Pierre Alain Schnegg, conseiller d'Etat bernois et Nathalie Barthoulot, ministre jurassienne apposent leurs signatures au Concordat de Moutier. Pierre Alain Schnegg, conseiller d'Etat bernois et Nathalie Barthoulot, ministre jurassienne apposent leurs signatures au Concordat de Moutier.

Une nouvelle étape marquante dans le transfert de Moutier. Les gouvernements jurassien et bernois ont signé officiellement le Concordat réglant le transfert de la cité prévôtoise dans le canton du Jura. Le document a été signé ce vendredi par la ministre jurassienne Nathalie Barthoulot et le conseiller d’Etat bernois Pierre Alain Schnegg en présence des autorités municipales. « Quand on regarde le chemin parcouru, on ne peut que ressentir un peu d’émotion », a déclaré la ministre jurassienne. Pierre Alain Schnegg s’est dit « très positif » et a salué la fin d’une longue phase de préparation. « C'est un moment chargé d'émotion. On se retrouve encore une fois à la Sociét'halle où tous les votes se sont déroulés » a renchéri le maire de Moutier Marcel Winistoerfer.

Nathalie Barthoulot et Pierre Alain Schnegg apposent leur signature au Concordat de Moutier :

Mesures approuvées en consultation

Présenté en mai 2023, le Concordat intercantonal a été mis en consultation auprès des acteurs institutionnels directement concernés, notamment des commissions parlementaires des deux cantons, le Conseil du Jura bernois, la commune de Moutier, les paroisses et Églises nationales. L’ensemble des mesures contenues dans le document ont été approuvées. « L’étape que nous franchissons marque la fin de la Question jurassienne au niveau institutionnel. Nous avons désormais des relations normalisées avec le canton de Berne », a relevé Nathalie Barthoulot. Le conseiller d’Etat bernois Pierre Alain Schnegg a lui souligné le consensus autour du document : « Nous avons un Concordat équilibré, la consultation l’a d’ailleurs démontré ».

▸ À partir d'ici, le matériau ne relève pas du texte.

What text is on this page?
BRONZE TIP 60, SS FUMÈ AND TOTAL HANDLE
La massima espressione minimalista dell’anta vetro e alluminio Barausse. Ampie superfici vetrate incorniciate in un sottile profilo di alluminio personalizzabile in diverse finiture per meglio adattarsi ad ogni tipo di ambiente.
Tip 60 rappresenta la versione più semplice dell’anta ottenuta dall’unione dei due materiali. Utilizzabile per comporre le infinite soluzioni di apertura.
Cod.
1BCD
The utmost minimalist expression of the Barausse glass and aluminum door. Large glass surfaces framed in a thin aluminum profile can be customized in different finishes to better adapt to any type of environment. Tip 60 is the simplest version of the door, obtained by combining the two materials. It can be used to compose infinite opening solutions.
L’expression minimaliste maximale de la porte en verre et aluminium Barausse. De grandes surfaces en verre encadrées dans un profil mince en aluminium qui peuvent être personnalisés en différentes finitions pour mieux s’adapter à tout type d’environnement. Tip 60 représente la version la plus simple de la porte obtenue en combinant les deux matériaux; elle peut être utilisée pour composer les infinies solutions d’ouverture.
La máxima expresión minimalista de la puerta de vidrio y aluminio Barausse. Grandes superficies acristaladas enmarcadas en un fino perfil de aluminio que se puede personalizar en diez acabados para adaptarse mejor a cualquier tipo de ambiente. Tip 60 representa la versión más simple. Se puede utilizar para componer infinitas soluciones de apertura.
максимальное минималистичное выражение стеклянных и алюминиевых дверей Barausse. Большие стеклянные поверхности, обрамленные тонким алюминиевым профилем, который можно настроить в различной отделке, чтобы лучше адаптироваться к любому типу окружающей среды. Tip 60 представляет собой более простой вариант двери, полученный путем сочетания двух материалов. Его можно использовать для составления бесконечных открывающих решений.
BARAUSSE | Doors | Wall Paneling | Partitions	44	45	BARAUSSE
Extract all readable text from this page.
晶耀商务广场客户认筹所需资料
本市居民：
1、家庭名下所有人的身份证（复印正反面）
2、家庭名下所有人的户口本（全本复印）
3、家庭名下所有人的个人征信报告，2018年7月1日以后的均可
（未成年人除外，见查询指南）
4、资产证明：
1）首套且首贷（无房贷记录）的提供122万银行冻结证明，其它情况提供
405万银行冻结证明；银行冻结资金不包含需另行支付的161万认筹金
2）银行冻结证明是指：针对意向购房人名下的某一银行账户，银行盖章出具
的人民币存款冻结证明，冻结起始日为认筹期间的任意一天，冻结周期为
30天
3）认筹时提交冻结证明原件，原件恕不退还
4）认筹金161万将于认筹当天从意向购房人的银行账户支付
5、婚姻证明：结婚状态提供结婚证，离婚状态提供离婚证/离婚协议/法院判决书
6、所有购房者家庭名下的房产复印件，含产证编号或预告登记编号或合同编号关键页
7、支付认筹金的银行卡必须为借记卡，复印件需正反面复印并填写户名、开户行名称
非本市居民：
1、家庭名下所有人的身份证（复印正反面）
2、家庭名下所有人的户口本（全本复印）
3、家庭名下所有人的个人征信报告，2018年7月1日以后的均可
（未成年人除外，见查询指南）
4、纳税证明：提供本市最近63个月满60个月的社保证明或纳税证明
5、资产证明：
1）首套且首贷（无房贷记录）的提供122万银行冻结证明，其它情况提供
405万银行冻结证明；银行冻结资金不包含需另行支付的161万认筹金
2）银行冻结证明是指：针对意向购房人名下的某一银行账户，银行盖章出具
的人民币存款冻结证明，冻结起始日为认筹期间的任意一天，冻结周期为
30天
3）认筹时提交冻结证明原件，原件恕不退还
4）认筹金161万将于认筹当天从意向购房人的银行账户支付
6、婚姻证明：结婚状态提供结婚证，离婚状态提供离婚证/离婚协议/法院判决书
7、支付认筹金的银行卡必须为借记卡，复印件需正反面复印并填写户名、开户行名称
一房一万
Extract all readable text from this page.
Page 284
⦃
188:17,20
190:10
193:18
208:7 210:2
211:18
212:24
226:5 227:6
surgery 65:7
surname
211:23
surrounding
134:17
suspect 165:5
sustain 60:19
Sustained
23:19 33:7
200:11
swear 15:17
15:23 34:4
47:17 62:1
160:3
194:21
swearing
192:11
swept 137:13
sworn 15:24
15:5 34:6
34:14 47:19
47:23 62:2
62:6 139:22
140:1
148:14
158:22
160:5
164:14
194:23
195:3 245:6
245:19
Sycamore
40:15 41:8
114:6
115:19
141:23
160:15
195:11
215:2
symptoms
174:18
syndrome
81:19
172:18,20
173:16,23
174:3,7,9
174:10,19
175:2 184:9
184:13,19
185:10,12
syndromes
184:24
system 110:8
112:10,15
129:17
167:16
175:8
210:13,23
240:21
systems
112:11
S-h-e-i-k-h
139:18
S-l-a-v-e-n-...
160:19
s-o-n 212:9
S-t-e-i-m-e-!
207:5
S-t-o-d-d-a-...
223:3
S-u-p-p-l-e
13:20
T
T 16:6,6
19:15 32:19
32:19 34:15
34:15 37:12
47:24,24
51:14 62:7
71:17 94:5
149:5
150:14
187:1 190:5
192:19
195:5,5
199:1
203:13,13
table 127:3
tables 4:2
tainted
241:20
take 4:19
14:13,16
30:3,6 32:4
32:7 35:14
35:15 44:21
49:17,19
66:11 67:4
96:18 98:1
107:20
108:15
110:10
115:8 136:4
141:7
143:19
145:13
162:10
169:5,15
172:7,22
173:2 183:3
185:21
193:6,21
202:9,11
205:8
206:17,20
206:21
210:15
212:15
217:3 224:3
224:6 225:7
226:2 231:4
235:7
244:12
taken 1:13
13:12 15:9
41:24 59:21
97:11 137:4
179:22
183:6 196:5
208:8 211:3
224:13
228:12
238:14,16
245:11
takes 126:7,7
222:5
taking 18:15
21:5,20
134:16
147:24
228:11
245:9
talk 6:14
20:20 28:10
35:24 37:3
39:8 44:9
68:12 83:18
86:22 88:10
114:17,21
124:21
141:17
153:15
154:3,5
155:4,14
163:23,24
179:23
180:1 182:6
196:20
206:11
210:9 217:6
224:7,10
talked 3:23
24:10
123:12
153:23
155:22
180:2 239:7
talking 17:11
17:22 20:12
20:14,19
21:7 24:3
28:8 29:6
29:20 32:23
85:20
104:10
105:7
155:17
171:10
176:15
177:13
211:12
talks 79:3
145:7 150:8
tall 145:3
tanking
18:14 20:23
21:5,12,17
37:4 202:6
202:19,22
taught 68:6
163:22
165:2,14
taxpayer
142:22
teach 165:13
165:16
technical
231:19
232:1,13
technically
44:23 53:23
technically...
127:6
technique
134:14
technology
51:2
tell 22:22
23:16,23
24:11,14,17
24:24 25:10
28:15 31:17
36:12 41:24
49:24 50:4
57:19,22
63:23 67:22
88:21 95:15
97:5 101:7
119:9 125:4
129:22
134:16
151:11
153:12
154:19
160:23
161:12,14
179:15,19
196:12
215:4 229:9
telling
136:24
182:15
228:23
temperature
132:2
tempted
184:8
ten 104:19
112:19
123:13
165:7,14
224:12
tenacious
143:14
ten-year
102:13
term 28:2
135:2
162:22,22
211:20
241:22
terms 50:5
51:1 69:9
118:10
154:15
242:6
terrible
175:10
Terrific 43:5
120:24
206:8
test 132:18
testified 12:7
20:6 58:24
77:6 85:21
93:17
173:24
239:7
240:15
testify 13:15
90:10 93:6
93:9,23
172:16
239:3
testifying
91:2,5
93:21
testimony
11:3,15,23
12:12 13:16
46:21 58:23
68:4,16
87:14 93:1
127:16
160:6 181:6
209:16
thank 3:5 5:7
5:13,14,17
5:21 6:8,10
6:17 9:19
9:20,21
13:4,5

« Nous sommes fiers d’avoir pu contribuer à la résolution de cette Question jurassienne qui était quand même le conflit politique majeur de l’après-guerre en Suisse », a encore relevé Jean-Christophe Geiser, représentant de la Confédération dans le processus de transfert de la cité prévôtoise.


Entretien avec la ministre jurassienne Nathalie Barthoulot :

Pierre Alain Schnegg, conseiller d'Etat bernois : « Nous avons un Concordat équilibré »

Suite de la procédure

Cette signature du Concordat ouvre la voie au processus parlementaire et à la concrétisation du transfert de la cité prévôtoise. La ministre jurassienne Nathalie Barthoulot se dit « relativement confiante » quant aux étapes restantes. Pour le maire de Moutier Marcel Winistoerfer, un scénario où un législatif ou la population refuserait le document « n'est presque pas imaginable ».

Marcel Winistoerfer, maire de Moutier : « Un moment chargé d'émotion »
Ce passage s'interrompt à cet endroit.